Por más de una razón era inconcebible que alguien llegara virgen al matrimonio: en primer lugar, antes del casamiento, el hombre debía comprobar que la mujer pudiese llegar a satisfacerlo sexualmente. Y, por otra parte, era deseable para el esposo que otro se hubiera encargado de desvirgar a su futura esposa o concubina, no sólo porque este acto se consideraba poco grato, sino que era motivo de reproche el no haber tenido algún amante antes del casamiento. De modo que este matrimonio de prueba tenía como principal objeto comprobar si la esposa complacía plenamente al marido en el lecho conyugal. Más complejo se hacía este período en los pueblos netamente poligámicos. Si un hombre ya tenía una esposa o más y decidía casarse con otra, el lapso de prueba podía derivar en un conflicto. Pese a que era el hombre quien tomaba la decisión final, las demás mujeres podían tejer una sorda conspiración contra la nueva aspirante, influyendo de una u otra forma sobre el marido.

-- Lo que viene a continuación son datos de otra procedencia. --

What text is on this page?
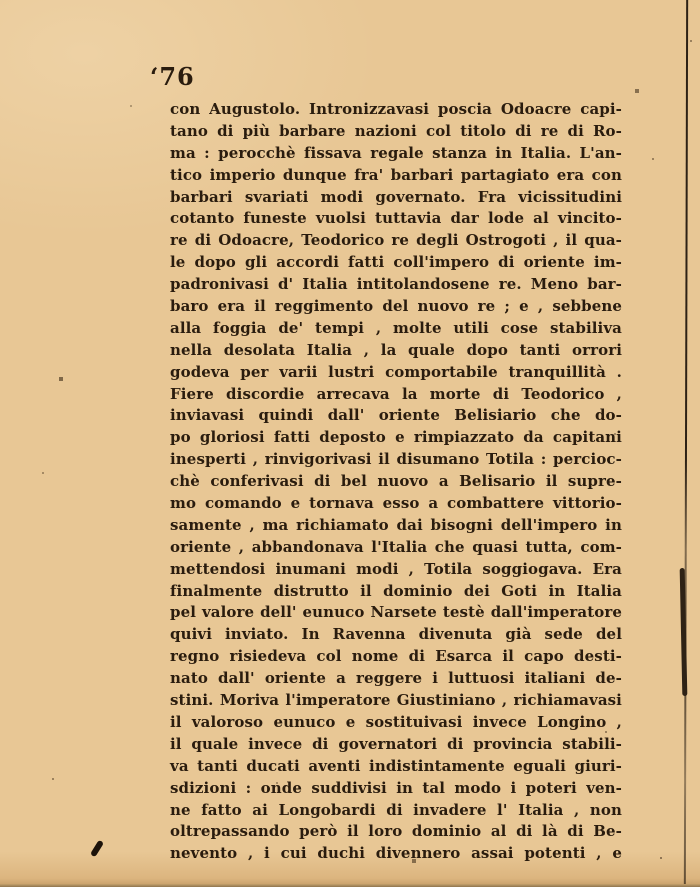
‘76
con Augustolo. Intronizzavasi poscia Odoacre capi-
tano di più barbare nazioni col titolo di re di Ro-
ma : perocchè fissava regale stanza in Italia. L'an-
tico imperio dunque fra' barbari partagiato era con
barbari svariati modi governato. Fra vicissitudini
cotanto funeste vuolsi tuttavia dar lode al vincito-
re di Odoacre, Teodorico re degli Ostrogoti , il qua-
le dopo gli accordi fatti coll'impero di oriente im-
padronivasi d' Italia intitolandosene re. Meno bar-
baro era il reggimento del nuovo re ; e , sebbene
alla foggia de' tempi , molte utili cose stabiliva
nella desolata Italia , la quale dopo tanti orrori
godeva per varii lustri comportabile tranquillità .
Fiere discordie arrecava la morte di Teodorico ,
inviavasi quindi dall' oriente Belisiario che do-
po gloriosi fatti deposto e rimpiazzato da capitani
inesperti , rinvigorivasi il disumano Totila : percioc-
chè conferivasi di bel nuovo a Belisario il supre-
mo comando e tornava esso a combattere vittorio-
samente , ma richiamato dai bisogni dell'impero in
oriente , abbandonava l'Italia che quasi tutta, com-
mettendosi inumani modi , Totila soggiogava. Era
finalmente distrutto il dominio dei Goti in Italia
pel valore dell' eunuco Narsete testè dall'imperatore
quivi inviato. In Ravenna divenuta già sede del
regno risiedeva col nome di Esarca il capo desti-
nato dall' oriente a reggere i luttuosi italiani de-
stini. Moriva l'imperatore Giustiniano , richiamavasi
il valoroso eunuco e sostituivasi invece Longino ,
il quale invece di governatori di provincia stabili-
va tanti ducati aventi indistintamente eguali giuri-
sdizioni : onde suddivisi in tal modo i poteri ven-
ne fatto ai Longobardi di invadere l' Italia , non
oltrepassando però il loro dominio al di là di Be-
nevento , i cui duchi divennero assai potenti , e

Hemos dicho ya que en las culturas del actual Noroeste argentino la cantidad de mujeres indicaba la posición social del marido, aunque la esposa legítima era sólo una y las demás, que solían vivir aparte, eran concubinas. El marido compartía el lecho con su esposa y, cuando quería tener sexo con alguna concubina, era él quien iba hasta el serrallo. Por regla general, el hombre mantenía sexo con una mujer a la vez y las relaciones orgiásticas eran más bien infrecuentes. Los hombres estaban en condiciones de casarse a partir de los quince años y las mujeres entre los trece y los quince. Los hijos de los monarcas gozaban de un régimen matrimonial diferente, ya que se casaban entre los cinco y los nueve años. Sin embargo, los tiernos esposos continuaban viviendo con sus padres hasta llegar a la edad de los ritos de iniciación.

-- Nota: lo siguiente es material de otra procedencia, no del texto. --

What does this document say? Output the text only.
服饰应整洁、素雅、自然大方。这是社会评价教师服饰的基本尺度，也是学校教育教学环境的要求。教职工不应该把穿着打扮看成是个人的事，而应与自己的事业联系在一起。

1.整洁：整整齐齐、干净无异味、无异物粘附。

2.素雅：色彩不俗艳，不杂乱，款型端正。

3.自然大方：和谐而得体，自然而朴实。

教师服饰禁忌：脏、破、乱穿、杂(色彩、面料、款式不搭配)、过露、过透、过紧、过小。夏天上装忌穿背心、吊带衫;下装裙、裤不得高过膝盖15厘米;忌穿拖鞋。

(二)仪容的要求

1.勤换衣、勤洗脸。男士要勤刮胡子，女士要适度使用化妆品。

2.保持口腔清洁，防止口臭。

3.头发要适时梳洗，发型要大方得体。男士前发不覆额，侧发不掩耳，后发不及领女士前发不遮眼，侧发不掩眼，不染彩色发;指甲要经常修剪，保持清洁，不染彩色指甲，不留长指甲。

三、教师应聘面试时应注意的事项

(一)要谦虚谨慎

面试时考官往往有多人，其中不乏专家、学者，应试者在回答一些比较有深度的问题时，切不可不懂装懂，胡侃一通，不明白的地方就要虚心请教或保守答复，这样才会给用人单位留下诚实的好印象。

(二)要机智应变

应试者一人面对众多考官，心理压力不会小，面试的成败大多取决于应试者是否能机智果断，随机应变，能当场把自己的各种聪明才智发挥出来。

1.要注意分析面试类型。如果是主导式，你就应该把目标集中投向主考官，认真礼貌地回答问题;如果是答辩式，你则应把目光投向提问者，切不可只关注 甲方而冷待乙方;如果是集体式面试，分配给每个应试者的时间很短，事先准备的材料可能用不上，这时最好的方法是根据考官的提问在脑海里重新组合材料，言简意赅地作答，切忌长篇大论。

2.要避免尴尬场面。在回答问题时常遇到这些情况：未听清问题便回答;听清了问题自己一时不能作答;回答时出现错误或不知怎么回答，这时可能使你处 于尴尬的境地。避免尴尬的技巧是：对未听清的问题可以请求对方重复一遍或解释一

Entre los mapuches también existían los rituales de nubilidad. A partir de la primera menstruación las mujeres estaban en condiciones de contraer matrimonio. Cuando un hombre quería casarse debía comprar la novia a sus padres. El precio de una mujer se cotizaba en cabezas de ganado o cueros. Los pehuenches, habitantes de las actuales provincias de Mendoza, sudoeste de San Luis, noroeste de La Pampa y la mitad occidental de Neuquén, celebraban una curiosa ceremonia prenupcial consistente en la simulación del rapto de la novia por parte del novio; de cualquier modo, los padres de la muchacha no tenían por qué preocuparse: esto se hacía una vez que el «rescate» ya había sido pagado. En las sociedades puelches y tehuelches, el adulterio de la esposa era castigado con rigor y, si existían agravantes, podía caber la pena de muerte para ambos adúlteros.

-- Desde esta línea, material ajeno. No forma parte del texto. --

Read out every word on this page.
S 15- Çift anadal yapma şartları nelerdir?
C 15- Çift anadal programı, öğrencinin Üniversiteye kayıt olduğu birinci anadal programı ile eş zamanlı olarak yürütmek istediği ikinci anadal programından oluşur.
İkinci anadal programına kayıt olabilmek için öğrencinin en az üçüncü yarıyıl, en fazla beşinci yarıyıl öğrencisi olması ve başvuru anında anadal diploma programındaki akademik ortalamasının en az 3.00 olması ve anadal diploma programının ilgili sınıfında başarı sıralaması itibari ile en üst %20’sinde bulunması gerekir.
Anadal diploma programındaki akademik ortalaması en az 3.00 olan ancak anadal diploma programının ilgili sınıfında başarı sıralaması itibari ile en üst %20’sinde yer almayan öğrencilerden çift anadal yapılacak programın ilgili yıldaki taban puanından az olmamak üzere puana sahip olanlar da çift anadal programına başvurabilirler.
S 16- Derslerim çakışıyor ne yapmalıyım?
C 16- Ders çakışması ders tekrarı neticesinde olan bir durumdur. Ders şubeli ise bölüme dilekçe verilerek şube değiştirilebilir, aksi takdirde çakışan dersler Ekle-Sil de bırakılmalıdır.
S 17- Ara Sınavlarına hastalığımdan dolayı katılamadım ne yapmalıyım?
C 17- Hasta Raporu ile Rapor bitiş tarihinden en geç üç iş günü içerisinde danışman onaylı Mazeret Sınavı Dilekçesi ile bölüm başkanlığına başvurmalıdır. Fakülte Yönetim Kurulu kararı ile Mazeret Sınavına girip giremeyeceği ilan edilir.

Las comunidades diaguitas eran eminentemente monogámicas y sólo los poderosos jefes, que ejercían una suerte de cacicazgo general, podían tener varias mujeres. Los huarpes, antiguos habitantes de la actual provincia de Mendoza, practicaban una férrea patria potestad sobre las hijas, a las que entregaban en matrimonio a cambio de animales y pieles. Esta cultura era fuertemente patriarcal y defendió su organización monogámica, aun cuando fue sojuzgada por los incas. Resulta llamativo que los huarpes, bajo la influencia incaica, hubiesen perdido su lengua, el milcayac, que reemplazaran sus ritos ancestrales por el culto al Sol, la Luna y el lucero y, sin embargo, mantuvieran indemne la monogamia. Los huarpes, al igual que muchas otras civilizaciones precolombinas, practicaban el levirato y el sororato. Esta primera institución reglaba que, al morir el marido, la viuda y los hijos pasaban a depender del hermano menor del difunto. El sororato otorgaba al varón, al enviudar, el derecho de casarse con las hermanas menores de la novia.